North Mississippi Allstars
The acclaimed North Mississippi Allstars return to Cohoes Music Hall following the release of their album “Set Sail.”
Nothing runs deeper than family ties. Brothers, sisters, fathers, mothers, sons, and daughters understand one another at the purest level. When families rally around music, they speak this oft-unspoken bond aloud and into existence. After 25 years, twelve albums, four GRAMMY® Award nominations, and sold out shows everywhere, North Mississippi Allstars open up their world once again on their thirteenth album, Set Sail [New West Records], welcoming other family (by blood and by the road) into the fold. As legend has it, Luther and Cody Dickinson started the band in 1996 as a loose collective of like-minded second-generation musicians who shared a local repertoire and regional style. Over the years, the lineup shifted by design, and each subsequent record offered up a different combination of collaborators. This time around, they mined the talents of Jesse Williams on bass and Lamar Williams, JR. on vocals. During the Allman Betts Band Family Revival, the Dickinsons first linked up with Lamar, son of the Allman Brothers bassist Lamar Williams, Sr., becoming fast friends and collaborators and eventually paving the way for Set Sail.
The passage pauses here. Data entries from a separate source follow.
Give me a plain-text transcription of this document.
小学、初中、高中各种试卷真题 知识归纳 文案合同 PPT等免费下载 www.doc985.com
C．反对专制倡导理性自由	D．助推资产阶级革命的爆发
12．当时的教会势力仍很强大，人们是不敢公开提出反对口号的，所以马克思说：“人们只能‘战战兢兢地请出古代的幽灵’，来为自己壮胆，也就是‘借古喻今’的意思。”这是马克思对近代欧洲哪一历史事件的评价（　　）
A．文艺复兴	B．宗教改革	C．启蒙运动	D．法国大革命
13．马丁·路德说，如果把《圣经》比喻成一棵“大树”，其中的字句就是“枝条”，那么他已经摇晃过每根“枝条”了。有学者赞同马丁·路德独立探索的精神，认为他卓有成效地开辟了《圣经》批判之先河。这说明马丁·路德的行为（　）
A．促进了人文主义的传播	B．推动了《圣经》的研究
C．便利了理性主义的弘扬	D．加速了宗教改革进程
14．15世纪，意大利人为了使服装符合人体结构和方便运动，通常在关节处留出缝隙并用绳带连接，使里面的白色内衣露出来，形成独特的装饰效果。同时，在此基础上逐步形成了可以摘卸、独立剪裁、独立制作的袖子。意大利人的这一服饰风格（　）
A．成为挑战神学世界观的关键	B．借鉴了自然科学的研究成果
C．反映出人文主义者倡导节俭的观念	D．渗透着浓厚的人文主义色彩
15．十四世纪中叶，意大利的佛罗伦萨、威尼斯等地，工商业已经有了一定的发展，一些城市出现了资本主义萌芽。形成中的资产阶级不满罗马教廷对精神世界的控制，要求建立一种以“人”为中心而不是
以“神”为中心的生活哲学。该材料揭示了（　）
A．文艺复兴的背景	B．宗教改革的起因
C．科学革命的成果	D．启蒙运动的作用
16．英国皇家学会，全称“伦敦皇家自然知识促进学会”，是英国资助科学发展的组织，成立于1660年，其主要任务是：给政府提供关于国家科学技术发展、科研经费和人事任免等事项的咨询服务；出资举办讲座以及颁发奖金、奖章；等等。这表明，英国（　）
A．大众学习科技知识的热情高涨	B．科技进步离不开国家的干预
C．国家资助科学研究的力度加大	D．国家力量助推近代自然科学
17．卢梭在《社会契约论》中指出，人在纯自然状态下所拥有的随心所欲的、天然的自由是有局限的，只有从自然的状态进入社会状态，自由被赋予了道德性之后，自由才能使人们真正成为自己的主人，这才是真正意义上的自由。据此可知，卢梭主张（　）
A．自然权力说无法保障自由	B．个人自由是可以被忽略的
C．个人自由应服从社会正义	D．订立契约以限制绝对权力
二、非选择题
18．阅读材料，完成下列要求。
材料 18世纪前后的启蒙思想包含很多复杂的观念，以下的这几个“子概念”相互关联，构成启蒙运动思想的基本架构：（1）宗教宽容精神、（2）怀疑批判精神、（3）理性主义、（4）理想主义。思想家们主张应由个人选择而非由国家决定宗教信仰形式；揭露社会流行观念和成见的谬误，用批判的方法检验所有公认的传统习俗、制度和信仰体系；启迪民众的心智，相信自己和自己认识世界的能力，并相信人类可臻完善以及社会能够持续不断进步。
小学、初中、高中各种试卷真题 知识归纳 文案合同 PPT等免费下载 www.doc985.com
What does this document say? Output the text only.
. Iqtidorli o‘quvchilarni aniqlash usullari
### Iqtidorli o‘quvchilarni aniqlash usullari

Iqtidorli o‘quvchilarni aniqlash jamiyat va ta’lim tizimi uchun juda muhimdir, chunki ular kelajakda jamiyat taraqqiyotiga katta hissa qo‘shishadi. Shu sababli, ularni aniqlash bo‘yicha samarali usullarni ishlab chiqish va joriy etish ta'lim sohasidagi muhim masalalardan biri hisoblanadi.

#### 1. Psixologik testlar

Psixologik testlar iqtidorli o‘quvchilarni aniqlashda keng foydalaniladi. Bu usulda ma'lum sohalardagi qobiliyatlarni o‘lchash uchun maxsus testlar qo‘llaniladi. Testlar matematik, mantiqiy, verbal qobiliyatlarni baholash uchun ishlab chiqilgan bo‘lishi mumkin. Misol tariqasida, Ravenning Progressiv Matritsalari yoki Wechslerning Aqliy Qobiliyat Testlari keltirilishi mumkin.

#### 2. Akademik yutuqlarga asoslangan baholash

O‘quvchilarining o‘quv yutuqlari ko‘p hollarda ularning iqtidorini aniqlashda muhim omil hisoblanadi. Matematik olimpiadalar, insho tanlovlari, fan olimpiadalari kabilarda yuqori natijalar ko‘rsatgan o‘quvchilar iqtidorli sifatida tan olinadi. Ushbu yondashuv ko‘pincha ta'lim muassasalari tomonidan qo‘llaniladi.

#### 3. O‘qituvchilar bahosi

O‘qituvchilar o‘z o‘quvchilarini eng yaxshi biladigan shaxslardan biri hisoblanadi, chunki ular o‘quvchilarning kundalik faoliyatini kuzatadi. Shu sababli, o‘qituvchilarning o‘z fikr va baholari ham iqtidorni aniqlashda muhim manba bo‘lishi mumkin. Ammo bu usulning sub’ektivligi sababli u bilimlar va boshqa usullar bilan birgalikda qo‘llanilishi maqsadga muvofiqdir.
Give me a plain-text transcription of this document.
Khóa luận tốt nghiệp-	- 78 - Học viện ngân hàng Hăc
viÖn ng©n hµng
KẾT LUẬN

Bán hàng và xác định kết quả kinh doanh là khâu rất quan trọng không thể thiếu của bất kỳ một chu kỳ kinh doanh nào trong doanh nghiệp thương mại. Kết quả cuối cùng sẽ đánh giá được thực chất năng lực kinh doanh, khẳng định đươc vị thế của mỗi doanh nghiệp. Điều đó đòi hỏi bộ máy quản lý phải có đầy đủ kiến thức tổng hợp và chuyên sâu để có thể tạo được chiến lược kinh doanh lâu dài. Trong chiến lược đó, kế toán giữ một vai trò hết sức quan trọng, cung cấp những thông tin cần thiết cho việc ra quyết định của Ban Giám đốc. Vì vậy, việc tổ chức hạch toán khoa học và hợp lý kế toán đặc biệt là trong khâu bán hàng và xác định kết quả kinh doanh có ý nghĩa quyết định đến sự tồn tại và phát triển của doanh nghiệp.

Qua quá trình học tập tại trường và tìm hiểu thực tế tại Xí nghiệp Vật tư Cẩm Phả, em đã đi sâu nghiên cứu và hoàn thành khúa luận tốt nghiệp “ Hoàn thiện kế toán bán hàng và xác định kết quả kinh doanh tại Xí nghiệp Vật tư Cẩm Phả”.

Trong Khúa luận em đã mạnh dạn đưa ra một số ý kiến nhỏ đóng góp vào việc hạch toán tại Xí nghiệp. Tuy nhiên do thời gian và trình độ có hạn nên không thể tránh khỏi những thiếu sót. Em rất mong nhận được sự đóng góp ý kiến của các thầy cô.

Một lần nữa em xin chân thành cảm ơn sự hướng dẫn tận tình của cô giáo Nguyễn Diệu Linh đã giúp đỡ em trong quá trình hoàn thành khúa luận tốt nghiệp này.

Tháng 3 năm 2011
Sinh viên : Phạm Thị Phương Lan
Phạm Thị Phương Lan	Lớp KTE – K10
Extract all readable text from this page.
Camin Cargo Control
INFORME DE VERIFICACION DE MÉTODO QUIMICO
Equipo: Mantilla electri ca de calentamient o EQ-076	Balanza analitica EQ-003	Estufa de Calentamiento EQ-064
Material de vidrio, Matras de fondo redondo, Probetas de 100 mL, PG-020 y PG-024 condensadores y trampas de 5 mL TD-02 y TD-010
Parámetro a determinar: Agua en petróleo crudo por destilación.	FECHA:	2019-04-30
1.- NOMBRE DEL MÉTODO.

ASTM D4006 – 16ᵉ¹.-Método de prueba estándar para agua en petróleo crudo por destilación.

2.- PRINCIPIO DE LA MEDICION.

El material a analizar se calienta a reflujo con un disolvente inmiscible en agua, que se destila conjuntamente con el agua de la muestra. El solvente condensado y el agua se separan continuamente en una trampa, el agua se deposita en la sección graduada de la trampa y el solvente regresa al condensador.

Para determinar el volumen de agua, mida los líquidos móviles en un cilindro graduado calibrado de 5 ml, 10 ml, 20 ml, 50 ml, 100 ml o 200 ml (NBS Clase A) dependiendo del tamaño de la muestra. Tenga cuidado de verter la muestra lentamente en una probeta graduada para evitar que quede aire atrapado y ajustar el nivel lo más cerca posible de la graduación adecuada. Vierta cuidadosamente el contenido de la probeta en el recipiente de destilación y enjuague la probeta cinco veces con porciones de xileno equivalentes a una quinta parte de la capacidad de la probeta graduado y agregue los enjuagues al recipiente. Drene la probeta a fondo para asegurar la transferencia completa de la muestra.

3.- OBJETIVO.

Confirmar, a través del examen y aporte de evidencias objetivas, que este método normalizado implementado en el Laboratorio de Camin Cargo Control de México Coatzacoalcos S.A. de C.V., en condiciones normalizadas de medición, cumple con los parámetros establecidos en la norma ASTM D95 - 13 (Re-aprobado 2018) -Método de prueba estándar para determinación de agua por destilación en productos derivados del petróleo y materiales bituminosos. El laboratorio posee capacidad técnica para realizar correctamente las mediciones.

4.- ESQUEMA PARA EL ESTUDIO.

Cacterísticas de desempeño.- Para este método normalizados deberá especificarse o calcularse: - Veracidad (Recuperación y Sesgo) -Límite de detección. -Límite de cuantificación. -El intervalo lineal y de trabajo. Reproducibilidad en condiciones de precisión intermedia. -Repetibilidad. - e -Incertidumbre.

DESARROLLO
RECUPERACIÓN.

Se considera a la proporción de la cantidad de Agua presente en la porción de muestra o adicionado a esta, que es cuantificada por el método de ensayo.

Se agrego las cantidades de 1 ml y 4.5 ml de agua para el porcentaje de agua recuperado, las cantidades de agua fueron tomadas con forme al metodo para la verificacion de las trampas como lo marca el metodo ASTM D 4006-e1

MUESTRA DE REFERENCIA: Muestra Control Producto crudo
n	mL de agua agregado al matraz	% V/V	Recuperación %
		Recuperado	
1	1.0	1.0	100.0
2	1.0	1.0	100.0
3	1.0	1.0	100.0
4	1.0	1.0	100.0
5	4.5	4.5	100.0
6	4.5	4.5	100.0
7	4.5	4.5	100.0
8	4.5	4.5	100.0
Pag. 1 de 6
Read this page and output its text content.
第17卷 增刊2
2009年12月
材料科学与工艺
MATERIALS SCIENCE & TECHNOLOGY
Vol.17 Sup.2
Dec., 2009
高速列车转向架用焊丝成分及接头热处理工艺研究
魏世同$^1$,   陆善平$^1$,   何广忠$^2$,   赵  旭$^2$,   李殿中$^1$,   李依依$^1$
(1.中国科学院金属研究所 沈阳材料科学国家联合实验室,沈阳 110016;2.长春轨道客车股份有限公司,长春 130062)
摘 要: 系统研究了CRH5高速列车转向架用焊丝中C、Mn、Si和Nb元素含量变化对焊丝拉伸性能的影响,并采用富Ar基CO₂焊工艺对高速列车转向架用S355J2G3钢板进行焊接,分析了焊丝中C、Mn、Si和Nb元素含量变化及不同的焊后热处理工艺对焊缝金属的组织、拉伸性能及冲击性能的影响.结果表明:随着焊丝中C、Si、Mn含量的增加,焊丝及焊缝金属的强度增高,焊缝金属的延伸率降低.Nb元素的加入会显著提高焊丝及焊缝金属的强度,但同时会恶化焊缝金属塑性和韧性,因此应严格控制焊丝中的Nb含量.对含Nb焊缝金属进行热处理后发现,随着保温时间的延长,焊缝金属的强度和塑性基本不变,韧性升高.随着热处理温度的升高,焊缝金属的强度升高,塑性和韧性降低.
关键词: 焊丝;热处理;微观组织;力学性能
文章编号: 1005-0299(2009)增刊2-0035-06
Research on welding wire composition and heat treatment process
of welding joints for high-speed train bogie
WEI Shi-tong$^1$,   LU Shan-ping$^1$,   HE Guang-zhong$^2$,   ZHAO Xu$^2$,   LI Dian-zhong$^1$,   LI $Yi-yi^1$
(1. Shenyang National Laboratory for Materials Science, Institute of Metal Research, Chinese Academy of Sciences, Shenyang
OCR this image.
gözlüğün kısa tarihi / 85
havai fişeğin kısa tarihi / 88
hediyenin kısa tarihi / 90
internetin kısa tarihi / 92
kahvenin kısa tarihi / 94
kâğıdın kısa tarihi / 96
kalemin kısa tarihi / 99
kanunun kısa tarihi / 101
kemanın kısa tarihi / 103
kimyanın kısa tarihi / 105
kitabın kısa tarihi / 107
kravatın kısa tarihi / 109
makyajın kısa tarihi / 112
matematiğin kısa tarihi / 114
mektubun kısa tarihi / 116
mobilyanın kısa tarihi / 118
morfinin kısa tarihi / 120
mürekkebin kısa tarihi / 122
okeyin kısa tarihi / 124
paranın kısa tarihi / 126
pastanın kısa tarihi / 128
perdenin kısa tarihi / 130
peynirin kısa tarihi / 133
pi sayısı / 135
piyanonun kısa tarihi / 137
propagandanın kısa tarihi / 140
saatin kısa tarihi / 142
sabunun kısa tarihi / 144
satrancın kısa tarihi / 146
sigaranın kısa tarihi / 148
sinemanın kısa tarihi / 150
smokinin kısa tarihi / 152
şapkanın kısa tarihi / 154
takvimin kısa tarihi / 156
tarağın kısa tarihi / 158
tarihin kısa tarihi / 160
“The chemistry we have with this lineup is powerful,” observes Luther. “We are all second-generation musicians and share a telepathic, relaxed ease about creating and performing. I believe music is a form of communion with our loved ones and conjuring this vibe with members of musical families can be inspirational. Lamar and I are like-minded. I’ve never had the pleasure of working with a singing partner like Lamar. He has a true-blue quality in his musicality that will pull you in and break your heart. At the same time, Jesse grew up playing music with his brothers and his father—as did we. He plays like a sibling. We recorded the album fresh off the road and captured the energy we had worked up with him. I’m drawn to musical families, regardless of style. Playing with second- or third-generation players allows us an easy unspoken musical dialog. It’s not a big thing; it’s just what we do. We never had to figure out what it means and takes to be a musician. We all inherently know.”